3 Şubat 2018 Cumartesi

KONUŞ KENDİNLE...

İnsan denen varlık, dünyaya geldiği andan itibaren çevresi ile iletişim kurmaya başlar ve bunun için kullandığı en önemli eylem de "konuşmaktır".

Evet, konuşmayı öğrenmeye başladıktan sonra, yıllar içinde kelime haznemiz bulunduğumuz çevre, aldığımız eğitim ve kültürle artar ve zaman içinde gelişerek belli bir olgunluğa erişir.
Aslında, konuşma eylemi ile çevremizle irtibat kurar, kendimizi ifade ederiz. Kısacası konuşma dediğimiz eylem, fiziki alemde bizimle, bizim dışımızdaki insanlar arasındaki en önemli iletişim aracıdır.

Ancak, ben bu yazımda konunun bu yönünden ziyade, kendi iç dünyamızla kurduğumuz iletişimi irdelemeye çalışacağım.

Evet, hepimiz konuşuyoruz, onlarca, yüzlerce kelime kullanarak çevremizle iletişim içindeyiz.
Ama sorarım size, bütün bunları gerçekleştirirken kendinizle konuşuyor musunuz?
Bilir misiniz aslında bir çoğumuzun göz ardı ettiği ve önemsemediği bir şeydir bahsettiğim bu önemli konu.
Belki, yazıyı okurken sizlerden gelen "Olur mu, ben her gün kendimle konuşuyorum" cümlesini duyar gibiyim.

Doğrudur, belki konuşuyorsunuz ama nasıl ve ne şekilde? 

Eğer gerçekten yapıyorsanız, konuştuklarınızı hayata yansıtıyor musunuz?
Bu soruyu şunun için dile getirdim.

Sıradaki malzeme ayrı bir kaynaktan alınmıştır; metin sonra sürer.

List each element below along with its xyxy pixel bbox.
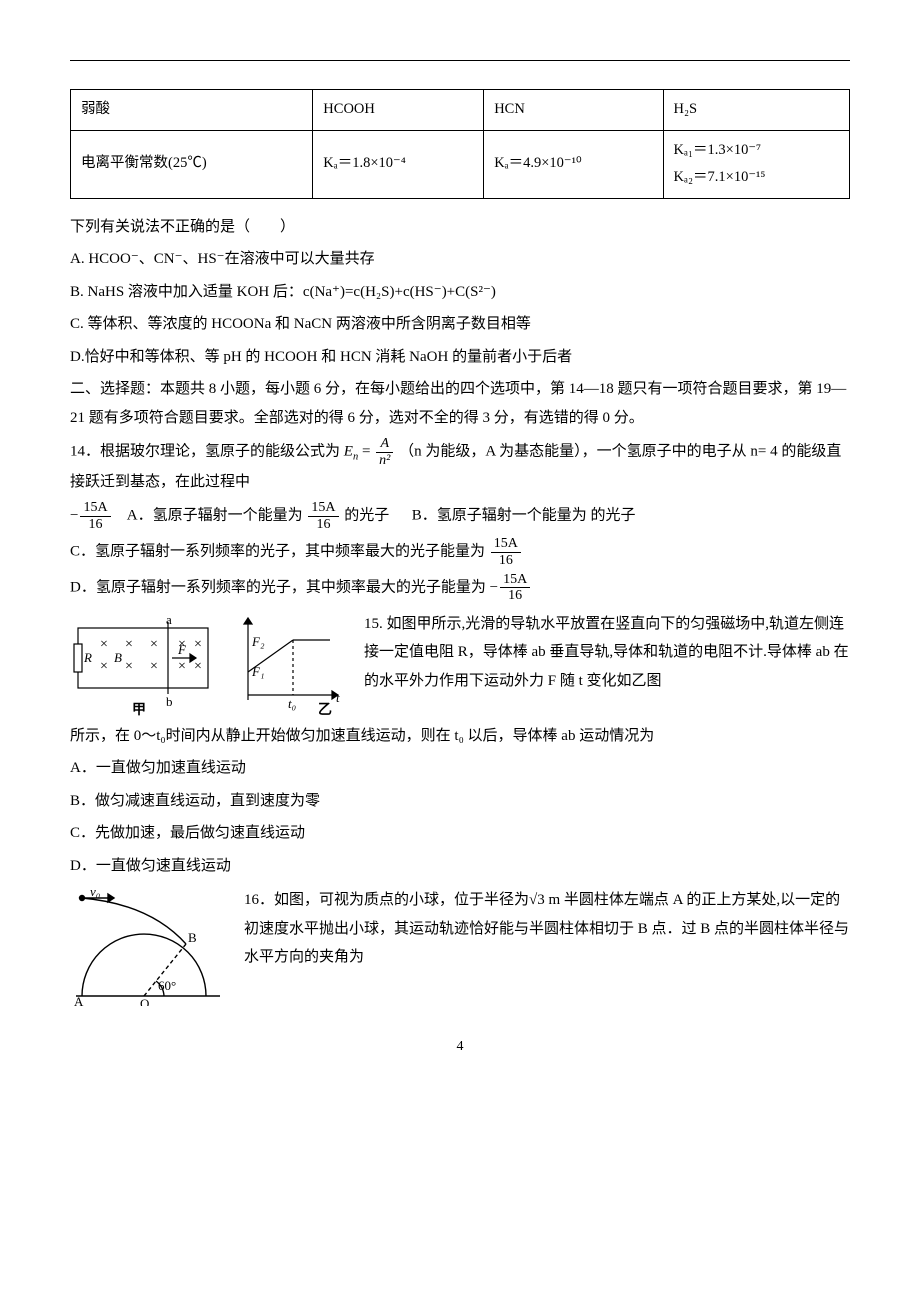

Yaşamımız boyunca herkesle konuşur, dinler ve aldığımız bilgileri ve öğrendiklerimizi hayata yansıtırız. Bir şekilde başkalarının bize söyledikleri, öğrettikleri vs bizi etkiler ve hayatımıza yansır. Yani, başkalarının bizim üzerimizdeki etkisi tahminlerin çok ötesindedir. 

Aslında yaşamımız çevreden aldığımız duyumlar ve söylenenlerle şekillenmektedir. Ama gelin görün ki, kendimizle konuştuğumuzda bu kadar başarılı değilizdir.
Sebebi aslında çok basittir ve maalesef bir çoğumuzun yaşadığı durum tamamen kendimizle konuştuğumuzu zannetmektir.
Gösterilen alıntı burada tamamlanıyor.